Саврасов до сих пор очень  ценил  пылкого, восторженного  и  наивного Сергея

Коровина, которому прочили необыкновенную, блестящую будущность. Левитан был

на  три  года моложе. Казалось  -- почти  невозможно соперничество  с  более

опытным  и  старшим учеником. Но Саврасов пришел  в восхищение  от первых же

работ Левитана. Вскоре у  Сергея  Коровина появился  второй конкурент -- его

младший брат Константин.

     Алексей  Кондратьевич выделил всех троих: они  должны были поддерживать

славу  саврасовской  мастерской.  Иногда  Левитан  опережал  успехами  обоих

братьев,  хотя  Константин   Коровин  и  превосходил  его  своим  живописным

талантом.

     Художественные  успехи  Левитана  пока  ничего  ему  не  давали,  кроме

хорошего   расположения  Саврасова,  постоянной  его  поддержки,   теплой  и

душевной. Несколько лет подряд юноша ходил в скромном клетчатом пиджачке и в

коротеньких  брюках,  забрызганных  красками,  залатанных,  утративших  свой

первоначальный  цвет. Левитан  не мог  даже подумать о  постоянном  обеде  и

ужине.  В Школе  живописи,  ваяния и  зодчества  было  достаточно  бедняков.

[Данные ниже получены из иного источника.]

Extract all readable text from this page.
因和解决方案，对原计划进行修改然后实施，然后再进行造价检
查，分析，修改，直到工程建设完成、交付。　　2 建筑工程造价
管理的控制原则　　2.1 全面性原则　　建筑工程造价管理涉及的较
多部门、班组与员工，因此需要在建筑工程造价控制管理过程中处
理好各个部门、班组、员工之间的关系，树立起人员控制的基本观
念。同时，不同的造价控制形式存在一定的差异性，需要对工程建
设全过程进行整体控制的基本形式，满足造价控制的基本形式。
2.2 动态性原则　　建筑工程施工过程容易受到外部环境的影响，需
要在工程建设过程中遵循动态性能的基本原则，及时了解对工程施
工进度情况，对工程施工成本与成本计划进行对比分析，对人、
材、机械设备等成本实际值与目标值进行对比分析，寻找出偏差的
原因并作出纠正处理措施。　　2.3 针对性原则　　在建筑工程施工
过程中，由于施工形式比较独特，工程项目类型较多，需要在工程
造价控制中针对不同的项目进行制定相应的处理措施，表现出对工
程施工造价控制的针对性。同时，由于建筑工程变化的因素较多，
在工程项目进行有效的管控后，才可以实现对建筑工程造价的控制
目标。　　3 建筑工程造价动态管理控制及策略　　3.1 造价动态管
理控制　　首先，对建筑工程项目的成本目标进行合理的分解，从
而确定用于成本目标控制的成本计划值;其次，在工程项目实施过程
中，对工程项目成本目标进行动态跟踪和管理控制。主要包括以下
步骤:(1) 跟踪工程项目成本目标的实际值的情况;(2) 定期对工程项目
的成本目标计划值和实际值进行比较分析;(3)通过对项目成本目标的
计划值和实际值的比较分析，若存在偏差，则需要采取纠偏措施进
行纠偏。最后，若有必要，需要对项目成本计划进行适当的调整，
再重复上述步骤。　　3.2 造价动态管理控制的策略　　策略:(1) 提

Левитан даже среди них считался нищим.

     Во  дворе, во  флигеле, помещалась  ученическая столовая. Содержали  ее

старик со старухой. Звали  их  "Моисеич" и "Моисеевна",  единственную  дочку

Веру --  "молодой Моисеевной".  Столовая  была открыта с  часу  до  трех  по

будням, в  воскресенье  Моисеевичи отдыхали.  Обед  из двух блюд с говядиной

стоил семнадцать  копеек,  без говядины -- одиннадцать  копеек. Но  и  такие

расходы для  Левитана  были  велики.  Юноша  часто  приходил  сюда с  пустым

карманом.

     В  двух   сводчатых  комнатах,  занимаемых  столовой,   стояли  простые

деревянные столы. К  часу дня Моисеевичи  так выскребали и  начищали их, что

они блестели и всегда казались новыми. Голодный Левитан  еще издали втягивал

в себя запах свеженарезанного черного  хлеба. На столах его  лежали горки. В

дни  безденежные, безвыходные,  долго  не  решаясь,  мучаясь от  стыда, став

боком, чтобы было незаметнее, юноша  потихоньку брал хлеб. Сжав  его в руке,

потолкавшись  для  отвода  глаз в  толпе более  счастливых учеников, несущих

тарелки с горячими  щами,  котлетами, Левитан  осторожно  выходил на  улицу.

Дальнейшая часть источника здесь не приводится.